Он усмехнулся, что тогда её за нос.

– Воды попил, воды поел, а вонь такая станить, с покойника так в слабый день на выдан не несёть. И так: с утра отца обмою, покормлю, и к вам. Иван работает, а наши Маши как ляжали, так ляжать, хоть за попом отпевным в храмь бяги. Давай хоть скорую? тебе в больницу, Маша, надо, говорю. Она – не нада, мама, лучше мне. Чужим горбом-то в рай въезжать чаво ж не лучше, када у царе служба при дворе – приедуть, приготовлють, обстирають, роди́ла, дело сделала – ляжи. И ты ляжишь, хорошанький такой, што ангель белокрылой, а сделашь – оть те кресть! – зловонный змий. Нет, Петя, хуже человечьего добра и псина не вонят, чаво ты думашь? А то, што пся и ся не знають, што творять, а по природе и то, скажи яму – пошла отся, пойдёть, и хвость поджмёть, што знаеть страх под палкой… А человек и знаеть, а творить. Не видить, думает, осподь, чаво он там, а божи изнутри, из каждой твари, на что она творить, хлядить.

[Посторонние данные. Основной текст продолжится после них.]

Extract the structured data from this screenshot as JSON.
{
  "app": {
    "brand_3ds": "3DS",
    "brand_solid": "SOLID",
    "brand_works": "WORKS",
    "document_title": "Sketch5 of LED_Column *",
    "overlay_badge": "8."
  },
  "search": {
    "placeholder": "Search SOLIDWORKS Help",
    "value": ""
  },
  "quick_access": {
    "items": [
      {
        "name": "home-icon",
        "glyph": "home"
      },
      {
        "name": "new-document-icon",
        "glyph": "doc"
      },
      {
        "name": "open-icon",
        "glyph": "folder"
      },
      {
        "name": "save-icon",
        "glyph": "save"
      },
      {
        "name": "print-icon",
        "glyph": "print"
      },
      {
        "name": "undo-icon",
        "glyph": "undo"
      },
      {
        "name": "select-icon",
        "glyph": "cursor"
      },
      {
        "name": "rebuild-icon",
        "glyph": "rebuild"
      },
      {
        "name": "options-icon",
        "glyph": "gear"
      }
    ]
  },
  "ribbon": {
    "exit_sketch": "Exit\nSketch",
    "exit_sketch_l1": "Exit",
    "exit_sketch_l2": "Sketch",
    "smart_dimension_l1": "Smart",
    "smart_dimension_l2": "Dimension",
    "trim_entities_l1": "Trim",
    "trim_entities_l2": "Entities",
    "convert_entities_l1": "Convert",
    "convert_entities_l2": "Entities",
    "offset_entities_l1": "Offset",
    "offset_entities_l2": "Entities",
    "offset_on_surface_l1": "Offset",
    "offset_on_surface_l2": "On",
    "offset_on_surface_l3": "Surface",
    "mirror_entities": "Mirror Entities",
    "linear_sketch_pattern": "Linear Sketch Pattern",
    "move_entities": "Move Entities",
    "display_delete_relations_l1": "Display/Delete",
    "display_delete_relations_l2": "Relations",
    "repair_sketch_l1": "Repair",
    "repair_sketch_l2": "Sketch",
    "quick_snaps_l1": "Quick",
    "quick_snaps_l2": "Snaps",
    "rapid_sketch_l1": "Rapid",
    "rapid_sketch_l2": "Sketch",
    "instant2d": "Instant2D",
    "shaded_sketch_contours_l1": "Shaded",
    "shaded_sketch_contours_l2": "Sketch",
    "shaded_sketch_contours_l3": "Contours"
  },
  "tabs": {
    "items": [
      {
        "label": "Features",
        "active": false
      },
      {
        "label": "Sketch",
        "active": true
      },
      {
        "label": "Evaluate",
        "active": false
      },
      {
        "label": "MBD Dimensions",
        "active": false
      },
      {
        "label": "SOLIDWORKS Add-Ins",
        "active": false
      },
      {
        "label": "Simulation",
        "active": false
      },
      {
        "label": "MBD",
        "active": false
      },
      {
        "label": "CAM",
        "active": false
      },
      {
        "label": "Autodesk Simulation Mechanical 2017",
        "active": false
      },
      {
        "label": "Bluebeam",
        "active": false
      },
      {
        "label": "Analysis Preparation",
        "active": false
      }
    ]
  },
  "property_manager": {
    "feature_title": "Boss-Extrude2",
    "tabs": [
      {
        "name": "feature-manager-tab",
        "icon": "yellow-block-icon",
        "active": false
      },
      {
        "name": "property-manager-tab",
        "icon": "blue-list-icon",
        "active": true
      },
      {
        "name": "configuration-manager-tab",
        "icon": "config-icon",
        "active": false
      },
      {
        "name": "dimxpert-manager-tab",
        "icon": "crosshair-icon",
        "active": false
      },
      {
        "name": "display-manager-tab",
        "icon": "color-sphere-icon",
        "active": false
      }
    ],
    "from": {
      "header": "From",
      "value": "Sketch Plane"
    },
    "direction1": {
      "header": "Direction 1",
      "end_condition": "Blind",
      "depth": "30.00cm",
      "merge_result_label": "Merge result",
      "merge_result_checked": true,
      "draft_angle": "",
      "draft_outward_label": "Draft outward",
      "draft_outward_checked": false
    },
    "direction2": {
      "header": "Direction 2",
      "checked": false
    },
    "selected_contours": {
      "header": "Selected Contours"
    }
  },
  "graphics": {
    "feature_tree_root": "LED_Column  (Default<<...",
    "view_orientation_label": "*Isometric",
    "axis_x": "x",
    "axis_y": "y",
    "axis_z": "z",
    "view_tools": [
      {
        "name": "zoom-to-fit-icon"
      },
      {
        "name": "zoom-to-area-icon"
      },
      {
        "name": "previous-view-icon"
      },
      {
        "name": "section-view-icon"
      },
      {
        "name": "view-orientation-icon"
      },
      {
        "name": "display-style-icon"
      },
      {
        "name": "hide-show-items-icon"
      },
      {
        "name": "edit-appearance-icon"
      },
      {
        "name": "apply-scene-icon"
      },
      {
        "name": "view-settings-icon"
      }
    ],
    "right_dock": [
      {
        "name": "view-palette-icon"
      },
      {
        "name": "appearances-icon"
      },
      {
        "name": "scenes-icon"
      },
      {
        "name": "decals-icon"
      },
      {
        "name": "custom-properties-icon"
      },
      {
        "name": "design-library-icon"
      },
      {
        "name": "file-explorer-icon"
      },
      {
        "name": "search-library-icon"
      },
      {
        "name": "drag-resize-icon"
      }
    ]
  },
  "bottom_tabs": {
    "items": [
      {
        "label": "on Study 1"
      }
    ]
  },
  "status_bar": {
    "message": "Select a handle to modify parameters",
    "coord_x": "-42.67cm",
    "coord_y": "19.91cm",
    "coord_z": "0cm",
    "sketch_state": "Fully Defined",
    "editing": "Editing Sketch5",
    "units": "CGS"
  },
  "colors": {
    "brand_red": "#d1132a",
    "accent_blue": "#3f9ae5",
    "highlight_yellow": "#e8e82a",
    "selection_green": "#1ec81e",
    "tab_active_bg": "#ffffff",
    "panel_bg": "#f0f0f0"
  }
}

– Из кошки прям глядит такой…

– Чаво?

– Из кошки…

– Из кошки дурь дурная и из пся.

– Чего же кошкам можно, нам нельзя?..

– Она чатала, кошка, заповедь твоя? У ней хозяин он, кто в миску смятьки подливал, она яго и ой, и помурлычиться иму, и мышь удавить-принясёть, что знаить – де смятьки, там и по ушам дадуть, и хвость орвуть. Господь создал, а ты себе прибрал, спасибо не сказал, и пся, и порося моя, а надо мной не бох, а дачное правленье, а над правленьем Брежнев Леонидь. То так и сказано в писанье. Тлен не наследуеть нетлен, не можеть плоть и кровь Адамова взойти во царствие его. Чаво ты думашь-то, не можить?

Она шагала рядом, придерживая два ведра «добра» рукой, калошами дымя по ссохшей глине, косилась на него, ждала ответ; он вёз коляску по ухабам и молчал.

– Молчишь… скакать не думать ноги носять. Мозгов-то всех извилина одна, и та пряма, от бабы к сашкам. Да потому, што шмертные грехи – земле на тленье, а дух очищен в царство божие взойдёть.

Он улыбался, вспоминая, что он тогда за нос её.

– Ошкалился чаво? Ошкалился… Шмяшно? И говори, не говори тебе, могила. Куда зароють, там сгниёть. Дурак. За каждым шмерть-то ходить. Зямле што поп, што коммунисть, из всех трава растёть…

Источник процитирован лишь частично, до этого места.